Edward H. Davis. Field Notes and Sketchbooks, 1910-1929.
Edward Davis (1862-1951), an indefatigable collector who lived near Mesa Grande outside of San Diego, amassed a significant collection of ethnographic objects from southern California for George G. Heye’s Museum of the American Indian in New York. His notes and sketchbooks document his experiences with the Mesa Grande (Diegueño) Indians, and others in the area. He also traveled to Mexico, visiting the Seri Indians of Tiburon Island, and the Opata and Yaqui Indians in Sonora. This sketch and notebook from a 1922 trip is of a guqui, a house for making the palm fiber hats worn by many Opata men. It was constructed partially underground to keep the fibers moist for weaving.
F. H. Cushing. Daily Report of Hemenway Southwestern Archaeological Expedition. March 4, 1888.
The Hemenway Expedition, named for its patron, Mary Hemenway, was the first major scientific archaeological investigation in the Southwest. Its controversial director, Frank Hamilton Cushing (1857-1900), was already known to the world as the man who had lived with the Zuni Indians. The expedition (1886-1894) was plagued with problems, including the health and erratic behavior of its director.

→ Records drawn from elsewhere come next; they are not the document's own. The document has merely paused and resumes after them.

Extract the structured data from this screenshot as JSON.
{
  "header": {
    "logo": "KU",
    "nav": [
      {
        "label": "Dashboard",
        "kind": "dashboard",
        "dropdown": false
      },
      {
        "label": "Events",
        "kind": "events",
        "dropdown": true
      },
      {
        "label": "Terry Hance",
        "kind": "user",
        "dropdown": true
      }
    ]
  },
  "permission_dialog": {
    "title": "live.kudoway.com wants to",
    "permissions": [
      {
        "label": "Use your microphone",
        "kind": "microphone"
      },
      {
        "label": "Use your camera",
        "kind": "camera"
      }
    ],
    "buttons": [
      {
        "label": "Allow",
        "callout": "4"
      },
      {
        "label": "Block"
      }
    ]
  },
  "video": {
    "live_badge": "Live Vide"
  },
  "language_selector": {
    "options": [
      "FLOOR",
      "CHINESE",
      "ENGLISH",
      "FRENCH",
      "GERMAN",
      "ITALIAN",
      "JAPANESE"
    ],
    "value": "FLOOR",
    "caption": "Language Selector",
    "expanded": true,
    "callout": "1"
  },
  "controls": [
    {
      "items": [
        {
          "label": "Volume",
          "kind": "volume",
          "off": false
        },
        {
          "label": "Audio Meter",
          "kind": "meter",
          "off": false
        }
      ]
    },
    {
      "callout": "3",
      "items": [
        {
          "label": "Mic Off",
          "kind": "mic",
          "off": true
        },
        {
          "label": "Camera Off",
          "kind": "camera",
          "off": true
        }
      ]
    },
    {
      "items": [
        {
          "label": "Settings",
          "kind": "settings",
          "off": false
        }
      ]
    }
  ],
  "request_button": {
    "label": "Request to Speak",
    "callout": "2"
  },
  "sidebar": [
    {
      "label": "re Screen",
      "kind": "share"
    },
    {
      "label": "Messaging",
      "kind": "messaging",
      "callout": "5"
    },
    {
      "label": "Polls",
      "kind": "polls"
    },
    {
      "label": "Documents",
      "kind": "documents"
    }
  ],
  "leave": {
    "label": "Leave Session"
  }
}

Today, scholars are reevaluating the significance of Cushing’s ethnographic work and the role of the Hemenway Expedition in the history of American anthropology.
Camp Hemenway, the site of this “Daily Report,” was located nine miles southeast of Tempe in Arizona Territory. In its accompanying sketches, Cushing compares objects from the nearby Los Muertos and Los Guanacos archaeological sites, with contemporary work from Zuni Pueblo and objects from China.

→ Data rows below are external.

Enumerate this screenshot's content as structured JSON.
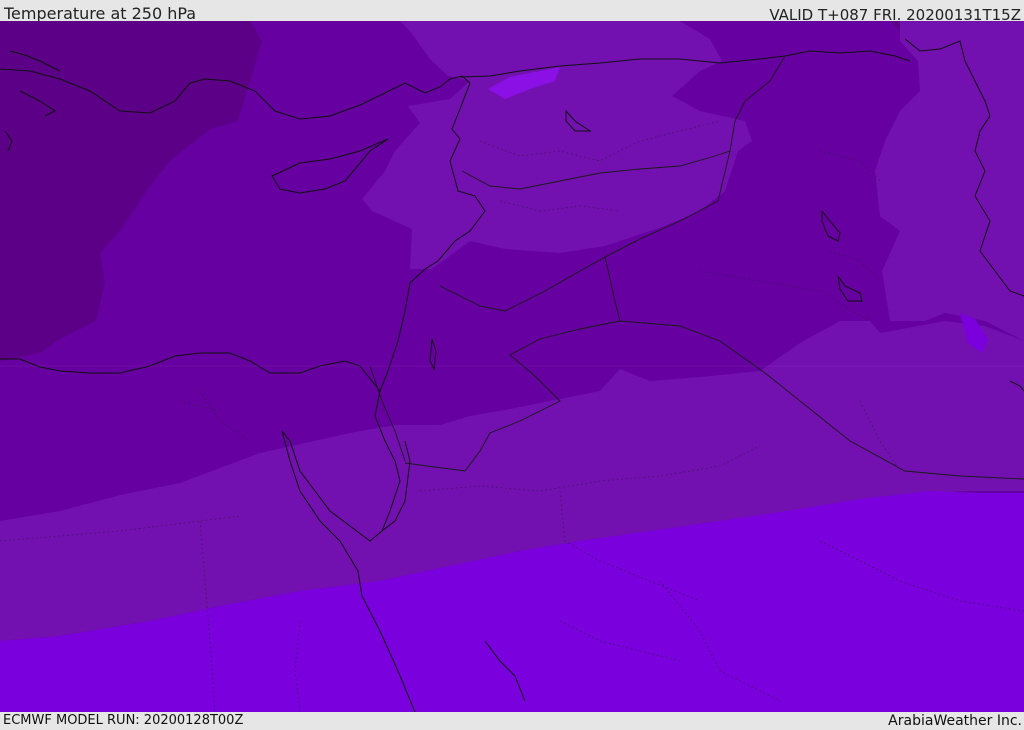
{
  "header": {
    "title": "Temperature at 250 hPa",
    "valid": "VALID T+087 FRI. 20200131T15Z"
  },
  "footer": {
    "model_run": "ECMWF MODEL RUN: 20200128T00Z",
    "credit": "ArabiaWeather Inc."
  },
  "colors": {
    "band_coldest": "#5c0088",
    "band_cold": "#6600a0",
    "band_mid": "#7310b0",
    "band_warm": "#7a00dd",
    "band_spot": "#8a10e6",
    "coast": "#111111",
    "border": "#1a1a1a"
  }
}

Phil Hughte. A Zuni Artist Looks at Frank Hamilton Cushing. Zuni, NM: Pueblo of Zuni Arts & Crafts, A:Shiwi A:wan Museum and Heritage Center, 1994.
The author reverses standard anthropologist-Indian roles in this book of tongue-in-cheek cartoons that gently mock Cushing’s life, both at Zuni (1879-1884) and afterwards. Here, he refers to Cushing’s elevation to Bow Priest of the Warrior Society, a position of leadership in Zuni society.
Samuel Kirkland Lothrop. Chile notes, vol. 2, 1929.
Lothrop (1892-1965), who devoted his career to the study of Latin America, was a member of the Museum of the American Indian’s large staff of anthropologists in the 1920s. He spent a year in Chile under the auspices of the Thea Heye Expedition, conducting archaeological research in the western foothills of the Andes and collecting Araucanian artifacts. The page of his notebook shown here depicts a loom of the Chilote Indians, known for their elaborate textile designs.
Clarence B. Moore. Notebooks. Mandarin Point, Duval County, St. John’s River, Fla., Nov. 4, 1893.
Clarence B. Moore (1852-1936) was a wealthy amateur archaeologist from Philadelphia who crisscrossed the rivers of the southeast each year in his steam-powered paddleboat, the Gopher, excavating sites near the shores in states ranging from Alabama to Tennessee. During his twenty years of investigations, Moore explored an astounding number of archaeological sites. He published the results of his investigations regularly, translating the field notes he kept in small journals into the larger, neatly written notebooks that he later used as the basis for his publications.
During his excavations, Moore uncovered many artifacts associated with Indian burials that later ended up in museums. These artifacts are now subject to repatriation by tribal members working to reclaim their sacred heritage. Natives and non-natives alike rely on Moore’s “Field Notes,” which can provide important clues about the history of an artifact, helping to further repatriation claims.